Thank you for taking a moment to read this.
The Gospel of Luke records a story in which Jesus meets ten lepers who call out to him for mercy. He tells them to go and see the priests at the temple and on their way they're "made clean." One of them, realizing he's healed, turns back and thanks Jesus. Wondering out loud what happened to the others and pointing out that this man wasn't even a Jew, Jesus receives his thanks and tells him to "get up and go on your way; your faith has made you well” (Luke 17:19).
It's a classic story of Jesus doing what Jesus does, offering healing to the sick and restoration to the marginalized. But there's this twist: Jesus heals many, but only one expresses thanks.
That's not to say that the others weren't grateful or that they did anything wrong. First of all, they did what Jesus said, they went to see the priests. Second, they were probably so excited to be healed that they wanted to show their families and friends and resume their place in society, the place that was lost to them when they became lepers. See, they are healed and restored (we hope, it doesn't really say), just as Jesus so often does in these healing stories.
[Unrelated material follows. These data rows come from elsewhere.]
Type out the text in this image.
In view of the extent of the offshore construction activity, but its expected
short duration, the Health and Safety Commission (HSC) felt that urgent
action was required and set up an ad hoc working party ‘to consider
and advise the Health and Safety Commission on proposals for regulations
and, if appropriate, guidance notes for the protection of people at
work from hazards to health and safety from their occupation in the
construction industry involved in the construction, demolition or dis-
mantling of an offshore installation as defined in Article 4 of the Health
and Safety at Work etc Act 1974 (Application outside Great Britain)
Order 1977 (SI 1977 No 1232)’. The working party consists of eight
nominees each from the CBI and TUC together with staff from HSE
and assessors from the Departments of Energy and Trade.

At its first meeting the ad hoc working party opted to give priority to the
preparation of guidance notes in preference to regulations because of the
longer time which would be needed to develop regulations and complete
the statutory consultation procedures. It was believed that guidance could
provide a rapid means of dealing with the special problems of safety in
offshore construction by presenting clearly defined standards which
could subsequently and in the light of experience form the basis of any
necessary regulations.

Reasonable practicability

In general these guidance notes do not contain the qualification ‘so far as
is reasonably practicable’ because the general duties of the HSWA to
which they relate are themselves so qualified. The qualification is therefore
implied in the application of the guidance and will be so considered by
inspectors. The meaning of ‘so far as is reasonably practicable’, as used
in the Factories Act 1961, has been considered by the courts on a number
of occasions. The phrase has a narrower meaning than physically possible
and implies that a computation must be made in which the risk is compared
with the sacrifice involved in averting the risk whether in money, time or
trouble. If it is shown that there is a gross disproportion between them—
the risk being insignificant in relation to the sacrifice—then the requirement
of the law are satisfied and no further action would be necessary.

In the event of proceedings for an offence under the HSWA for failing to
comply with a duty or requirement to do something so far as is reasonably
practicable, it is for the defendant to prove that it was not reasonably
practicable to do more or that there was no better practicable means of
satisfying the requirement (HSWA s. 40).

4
But healed and restored are not enough for the tenth man. He needs to acknowledge the gift of new life given to him. Sure, he might have been raised by very well-mannered parents who taught him to always say please and thank you, just to be polite. But wouldn't that be just the opposite of Jesus, who taught that the action was meaningless without the connection to the heart?
No, I think there's more. In the man's thanks is the faith that he was offering that thanks at the source, connecting with God through Jesus. His faith makes him more than just "well," it makes him whole, in body, mind and spirit.
Saying thank you, when offered from the heart, does that. It opens us to relationship with others, acknowledging that we accept, appreciate and embrace their gift, no matter what that gift may be, opening our hearts to theirs. It's more than politeness, it's wholeness.